Somebody in the police had been meticulous. “Now they have to treat these guys well,” he added, “It has become an important issue. They even mentioned it on TV, ‘Rameez Ahmed Bhat survived the attack.’” Showkat’s father, dignified in the manner only old Kashmiris with their off-white caps and worn out waistcoats can be, quickly added, “Showkat Ahmad Dar—they mentioned Showkat first.” Everybody smiled a little.
Even in the moment of tragedy, the acknowledgement of our existence by those in power counts; a lot. What pathetic lives we live!
One of Showkat’s cousins, a temporary teacher at a higher secondary in Kulgam, talked a little about the absence of career prospects in his field and why he would prefer to prepare for the Indian Civil Service instead.
A police officer has been assigned to the group, to keep watch. They are being accommodated at the Kashmir House. A car has been allotted to them. Not much, but clearly luxuries for a lower income group from a small Kashmiri village. Showkat’s father, who discovered a relation with this correspondent in five minutes flat, was happy with the arrangement. The burned, recuperating bodies are inside one ICU; the survivor and relatives inside another.
There is a law against cow-slaughter, an outdated law introduced by a Hindu ruler against his Muslim subjects who had no say in the matter. Nothing has changed. New rules get made, we have to adjust. In the process, if our bodies or our soul refuses to mould, we can be treated with iron and fire. Compensations are provided in cases of overtreatment. The reparation is always precise, like a surgeon’s blade, like the shirt given to Rameez. They know our worth. They keep telling us our worth until we believe them. But we must always mould.
One of the younger guys warned Showkat’s father to watch out for all the big ants around. He smiled, “What, should we be afraid of Indian ants now?”
When it was time for me to leave, I did not have the courage to ask Showkat’s father if he eats beef. The question seemed a little out of place.

Meanwhile two brothers from Qazigund, who were attacked with petrol bombs by a Hindu mob in Udhampur on the same day two Kashmiri Muslim truckers were set afire in the same district, said the police not only did nothing to act against the assailants, but appeared to be complicit.
Sayar Ahmad Naikoo and his brother Khursheed Ahmad Bhat, residents of Mir Bazar in Qazigund, said that a group of about 20 people signaled them to stop in Udhampur when they were returning home from Punjab on Friday.
“We didn’t stop because we sensed they were up to some mischief.

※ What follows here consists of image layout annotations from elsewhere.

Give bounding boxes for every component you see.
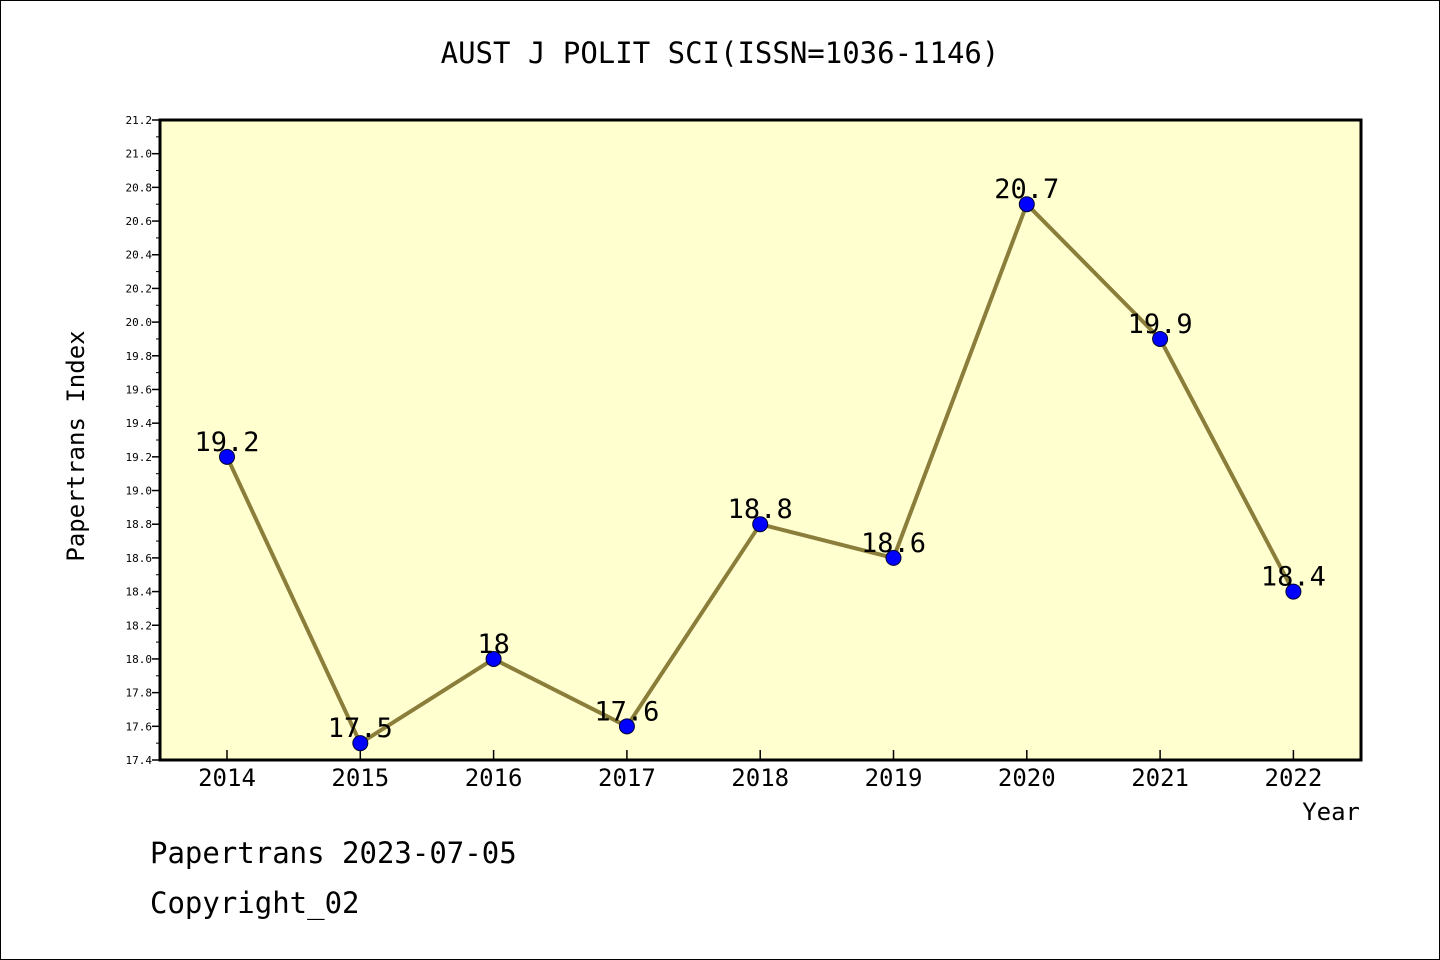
data-label: 19.9	[1128, 309, 1193, 340]
y-tick-label: 20.8	[126, 181, 153, 194]
x-tick-label: 2020	[998, 764, 1056, 792]
data-point	[618, 718, 635, 735]
data-point	[1152, 330, 1169, 347]
plot-area	[158, 118, 1363, 762]
y-tick-label: 20.4	[126, 249, 153, 262]
data-label: 19.2	[194, 427, 259, 458]
chart-title: AUST J POLIT SCI(ISSN=1036-1146)	[440, 36, 1000, 70]
y-axis: 17.4 17.6 17.8 18.0 18.2 18.4 18.6 18.8 19.0 19.2…	[126, 114, 160, 767]
y-tick-label: 20.6	[126, 215, 153, 228]
y-tick-label: 20.0	[126, 316, 153, 329]
x-tick-label: 2016	[465, 764, 523, 792]
y-tick-label: 19.8	[126, 350, 153, 363]
y-tick-label: 21.2	[126, 114, 153, 127]
x-tick-label: 2019	[865, 764, 923, 792]
x-tick-label: 2014	[198, 764, 256, 792]
data-label: 17.6	[594, 696, 659, 727]
data-label: 18.4	[1261, 562, 1326, 593]
x-tick-label: 2021	[1131, 764, 1189, 792]
data-point	[1018, 196, 1035, 213]
x-axis-title: Year	[1302, 798, 1360, 826]
data-label: 17.5	[328, 713, 393, 744]
x-tick-label: 2015	[331, 764, 389, 792]
x-tick-label: 2017	[598, 764, 656, 792]
y-tick-label: 17.4	[126, 754, 153, 767]
data-point	[352, 735, 369, 752]
y-tick-label: 19.2	[126, 451, 153, 464]
x-tick-label: 2022	[1265, 764, 1323, 792]
data-label: 18.8	[728, 494, 793, 525]
y-tick-label: 19.4	[126, 417, 153, 430]
data-point	[885, 549, 902, 566]
y-tick-label: 20.2	[126, 282, 153, 295]
y-tick-label: 18.8	[126, 518, 153, 531]
y-tick-label: 19.6	[126, 383, 153, 396]
data-point	[1285, 583, 1302, 600]
x-axis: 2014 2015 2016 2017 2018 2019 2020 2021 2022	[198, 750, 1322, 792]
y-tick-label: 19.0	[126, 485, 153, 498]
y-tick-label: 18.2	[126, 619, 153, 632]
data-label: 18.6	[861, 528, 926, 559]
series-layer: 19.2 17.5 18 17.6 18.8 18.6 20.7 19.9 18.4	[194, 174, 1326, 752]
y-tick-label: 17.6	[126, 720, 153, 733]
data-point	[485, 650, 502, 667]
y-tick-label: 21.0	[126, 148, 153, 161]
y-tick-label: 17.8	[126, 687, 153, 700]
data-label: 20.7	[994, 174, 1059, 205]
footer-date-line: Papertrans 2023-07-05	[150, 836, 517, 870]
footer-copyright: Copyright_02	[150, 886, 360, 920]
data-point	[752, 516, 769, 533]
x-tick-label: 2018	[731, 764, 789, 792]
y-tick-label: 18.4	[126, 586, 153, 599]
data-point	[219, 448, 235, 465]
data-label: 18	[477, 629, 510, 660]
y-tick-label: 18.0	[126, 653, 153, 666]
y-axis-title: Papertrans Index	[62, 330, 90, 561]
y-tick-label: 18.6	[126, 552, 153, 565]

One of them threw a petrol bomb which fell on the ground after hitting the window. They chased us and broke the windshield with stones and then threw another petrol bomb which directly hit my brother (Sayar Ahmad) who was sitting on my left side,” said Khursheed, who was driving the truck.
“His shirt caught fire and I tried to douse it with one hand while driving the vehicle with another. I stopped near a police chowki and asked the policemen that a mob attacked us. They told me that they cannot help,” he added.
Khursheed said that after travelling some distance, he spotted a traffic police officer.
“I begged before him to help us. He told me ‘leave the area immediately.”
“My heart began to sink because I thought there is no one to help and the goons are everywhere. For a distance of about 2km, we were intermittently attacked with stones.”
“I applied tooth paste on Sayar’s burns and drove through the night,” Khursheed said.
The brothers reached home on Saturday. Hundreds of Qazigund residents had demonstrated against the attack on Srinagar-Jammu highway.